Le corps sans vie d’un nouveau-né âgé de quelques jours a été découvert ce matin au marché Dibida, relevant de la commune urbaine de Kankan. Selon les informations recueillies sur place, c’est un homme en situation de troubles mentaux, connu dans le marché, qui aurait fait cette macabre découverte, avant d’alerter les autres usagers du marché. Djamo Kaba, administrateur général du marché, revient sur les faits :
« Ce matin, nous avons été bouleversés par la découverte du corps sans vie d’un nouveau-né. C’est un de nos agents qui m’a informé. Le bébé n’avait pas toutes ses parties complètes : on voyait le pied, la tête, les mains, mais il n’avait pas entièrement la forme d’un être humain. Immédiatement, le commandant de la police communale du marché a alerté la police.
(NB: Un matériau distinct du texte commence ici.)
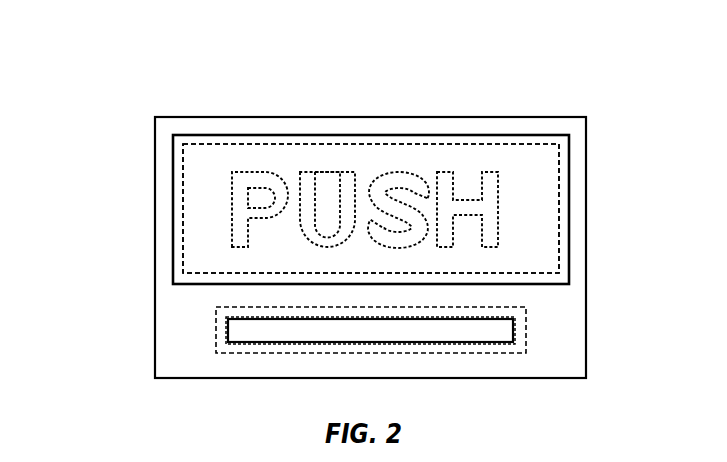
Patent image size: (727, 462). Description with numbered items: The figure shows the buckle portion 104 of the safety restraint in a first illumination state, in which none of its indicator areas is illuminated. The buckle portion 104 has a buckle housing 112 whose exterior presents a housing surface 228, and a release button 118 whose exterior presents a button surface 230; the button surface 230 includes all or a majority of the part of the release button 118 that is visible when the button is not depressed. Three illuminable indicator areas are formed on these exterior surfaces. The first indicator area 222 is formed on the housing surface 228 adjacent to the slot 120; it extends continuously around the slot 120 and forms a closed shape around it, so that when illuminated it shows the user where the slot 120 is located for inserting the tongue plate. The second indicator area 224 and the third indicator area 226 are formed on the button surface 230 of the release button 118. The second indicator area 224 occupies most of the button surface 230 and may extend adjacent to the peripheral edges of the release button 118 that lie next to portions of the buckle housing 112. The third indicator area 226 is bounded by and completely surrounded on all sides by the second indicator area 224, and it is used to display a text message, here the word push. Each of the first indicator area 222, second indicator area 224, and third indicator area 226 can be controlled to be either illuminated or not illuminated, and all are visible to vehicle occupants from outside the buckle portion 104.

The buckle portion 104 is at (346, 218).
The buckle housing 112 is at (587, 347).
The release button 118 is at (177, 229).
The slot 120 is at (240, 326).
The first indicator area 222 is at (220, 342).
The second indicator area 224 is at (222, 153).
The third indicator area 226 is at (401, 172).
The housing surface 228 is at (558, 323).
The button surface 230 is at (563, 219).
Ils sont venus rapidement, ont effectué les premiers constats, puis ont informé le procureur de la République pour la suite de l’enquête. J’appelle les femmes à cesser ces pratiques inhumaines, ce n’est vraiment pas acceptable, et je déplore cela profondément », a-t-il expliqué.
Sous couvert d’anonymat, un témoin présent au moment des faits raconte comment la découverte a eu lieu : « Nous étions assis ce matin au marché quand un fou du marché, appelé Aly, s’est mis à crier et à courir vers nous. On lui a demandé ce qu’il se passait, il nous a dit qu’il avait trouvé un nouveau-né enveloppé dans un drap, mais déjà mort. Nous nous sommes alors rendus sur les lieux et avons effectivement trouvé le bébé. C’est ainsi que nous avons informé les responsables du marché », a-t-il confié.

Plus loin, Aminata Keïta, deuxième responsable du marché Dibida, interpelle les femmes qui se livrent à de tels actes : « Tout ce que je demande aux femmes, c’est que si elles ne veulent pas de leur enfant, qu’elles le confient à quelqu’un. Il est difficile de mettre un enfant au monde. Le marché n’est pas un lieu pour abandonner ou jeter un bébé. Si tu sais que tu ne peux pas t’occuper de ton enfant, ne le tue pas, ne l’abandonne pas : confie-le simplement à quelqu’un », a-t-elle lancé.